Monday, September 19, 2011
For a long time now the possibility of ascending Sierra Blanca, the highest point in southern New Mexico, has intrigued me. While I fully understand that the peak is located on the Mescalero Apache reservation, the information which I have read on the internet including Summitpost.org has all made it seem as though the reservation officials tolerate people making the ascent up Sierra Blanca. And so last evening after work, I hit the road headed up into the mountains to give Sierra Blanca a try. Before I started my hike I created some conditions under which my ascent would end. These conditions stipulated that if I encountered anyone who told me that making the climb was not permissible, or if I saw any signs stating the area was closed, I would turn around without making the ascent.
The drive out of the desert last night was refreshing. I found a nice little campground at Oak Grove that was mostly deserted except for a few elk hunters. I even was treated to the sound of elk bugling as I set up my tent and crawled into my sleeping bag. i checked my information from the Sierra Blanca page on Summitpost, one last time before drifting into sleep.
It was cold this morning when I awoke. I ate a quick breakfast then drove up towards Ski Apache. I parked my car just outside the ski area boundary at hit the trail at a little after 7.
The start of the hike was a gentle ascent up some long switchbacks in a grassy field. Soon I was at my first trail junction where I turned onto trail #25.
The hiking continued to be mostly easy and soon I entered into the slopes at Ski Apache. I followed some ski slopes to the upper lodge where I rested for bit and enjoyed the amazing view from a nice Adirondack chair.

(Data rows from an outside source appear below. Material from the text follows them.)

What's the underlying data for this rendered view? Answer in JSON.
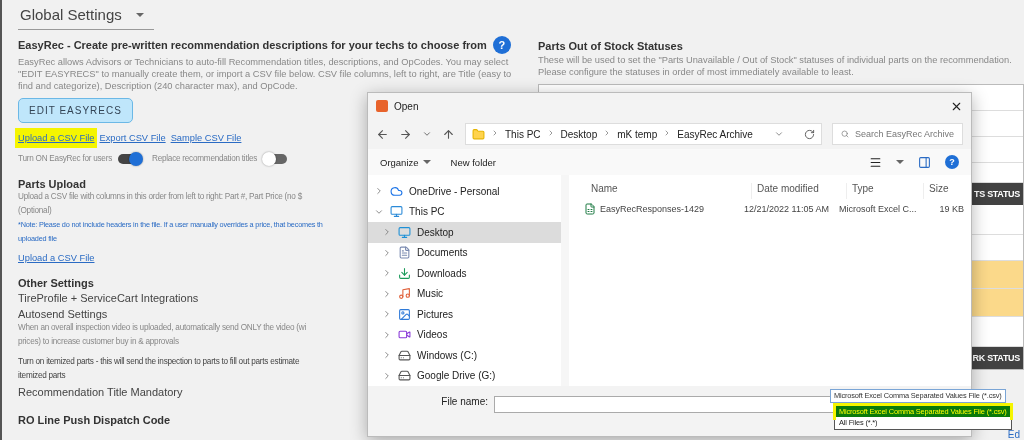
{
  "page_title": "Global Settings",
  "easyrec": {
    "heading": "EasyRec - Create pre-written recommendation descriptions for your techs to choose from",
    "help_label": "?",
    "description": "EasyRec allows Advisors or Technicians to auto-fill Recommendation titles, descriptions, and OpCodes. You may select \"EDIT EASYRECS\" to manually create them, or import a CSV file below. CSV file columns, left to right, are Title (easy to find and categorize), Description (240 character max), and OpCode.",
    "button": "EDIT EASYRECS",
    "links": [
      {
        "label": "Upload a CSV File",
        "highlighted": true
      },
      {
        "label": "Export CSV File",
        "highlighted": false
      },
      {
        "label": "Sample CSV File",
        "highlighted": false
      }
    ],
    "toggles": [
      {
        "label": "Turn ON EasyRec for users",
        "on": true
      },
      {
        "label": "Replace recommendation titles",
        "on": false
      }
    ]
  },
  "parts_upload": {
    "heading": "Parts Upload",
    "description_lines": [
      "Upload a CSV file with columns in this order from left to right: Part #, Part Price (no $",
      "(Optional)"
    ],
    "note_lines": [
      "*Note: Please do not include headers in the file. If a user manually overrides a price, that becomes th",
      "uploaded file"
    ],
    "link": "Upload a CSV File"
  },
  "other_settings": {
    "heading": "Other Settings",
    "items": [
      {
        "kind": "title",
        "lines": [
          "TireProfile + ServiceCart Integrations"
        ]
      },
      {
        "kind": "title",
        "lines": [
          "Autosend Settings"
        ]
      },
      {
        "kind": "hint",
        "lines": [
          "When an overall inspection video is uploaded, automatically send ONLY the video (wi",
          "prices) to increase customer buy in & approvals"
        ]
      },
      {
        "kind": "text",
        "lines": [
          "Turn on itemized parts - this will send the inspection to parts to fill out parts estimate",
          "itemized parts"
        ]
      },
      {
        "kind": "title",
        "lines": [
          "Recommendation Title Mandatory"
        ]
      },
      {
        "kind": "heading",
        "lines": [
          "RO Line Push Dispatch Code"
        ]
      }
    ]
  },
  "out_of_stock": {
    "heading": "Parts Out of Stock Statuses",
    "description": "These will be used to set the \"Parts Unavailable / Out of Stock\" statuses of individual parts on the recommendation. Please configure the statuses in order of most immediately available to least.",
    "status_bars": [
      "TS STATUS",
      "RK STATUS"
    ],
    "link": "Ed"
  },
  "dialog": {
    "title": "Open",
    "breadcrumb": [
      "This PC",
      "Desktop",
      "mK temp",
      "EasyRec Archive"
    ],
    "search_placeholder": "Search EasyRec Archive",
    "organize": "Organize",
    "new_folder": "New folder",
    "tree": [
      {
        "kind": "cloud",
        "label": "OneDrive - Personal",
        "expanded": false,
        "selected": false
      },
      {
        "kind": "pc",
        "label": "This PC",
        "expanded": true,
        "selected": false,
        "children": [
          {
            "kind": "desktop",
            "label": "Desktop",
            "expanded": false,
            "selected": true
          },
          {
            "kind": "documents",
            "label": "Documents",
            "expanded": false,
            "selected": false
          },
          {
            "kind": "downloads",
            "label": "Downloads",
            "expanded": false,
            "selected": false
          },
          {
            "kind": "music",
            "label": "Music",
            "expanded": false,
            "selected": false
          },
          {
            "kind": "pictures",
            "label": "Pictures",
            "expanded": false,
            "selected": false
          },
          {
            "kind": "videos",
            "label": "Videos",
            "expanded": false,
            "selected": false
          },
          {
            "kind": "drive",
            "label": "Windows (C:)",
            "expanded": false,
            "selected": false
          },
          {
            "kind": "drive",
            "label": "Google Drive (G:)",
            "expanded": false,
            "selected": false
          }
        ]
      }
    ],
    "columns": [
      "Name",
      "Date modified",
      "Type",
      "Size"
    ],
    "files": [
      {
        "name": "EasyRecResponses-1429",
        "date": "12/21/2022 11:05 AM",
        "type": "Microsoft Excel C...",
        "size": "19 KB"
      }
    ],
    "file_name_label": "File name:",
    "file_type": "Microsoft Excel Comma Separated Values File (*.csv)",
    "file_type_options": [
      {
        "label": "Microsoft Excel Comma Separated Values File (*.csv)",
        "selected": true,
        "highlighted": true
      },
      {
        "label": "All Files (*.*)",
        "selected": false,
        "highlighted": false
      }
    ]
  }
}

After my break the hiking got a bit steeper and more difficult. I took a side trail to Lookout Mountain with its circular concrete bench.
I rested again for a bit and enjoyed the view once again. In the distance I could see some workers preparing one of the ski lifts for the upcoming ski season. I guessed I would soon find out if I would be going up to the summit.
Upon passing the ski area workers, no one said a word to me. "I guess its okay to climb Sierra Blanca after all", I thought. I skirted to the right of a long wooden fence
through a small saddle and then began climbing in earnest.It was a steep ascent and I found myself stopping quite often as I made my way up higher and higher. Soon I could see the summit, a jumble of boulders. I found the register and signed it. Then I relaxed for a bit and took a nap before taking a self-portrait on the summit.
Finally I started to make my way back down the mountain.
Of course the descent went a lot faster than the climb. i decided to go a different way then the way in which I had come and followed a faint game trail to a gap in the wooden fence. As I made my way through the gap in the fence I looked at a sign I had missed on my ascent. The sign declared that access Sierra Blanca was closed.
Immediately I felt my stomach sink. I had trespassed on private property. I felt so guilty. I was just another white American violating the rights of a Native American tribe. At that point though, there was nothing I could do about it, the damage was already done.
Somberly I made my way back to the car and then drove to the campground. I ended up going into Ruidoso to call Noelle before returning to Oak Grove for the night.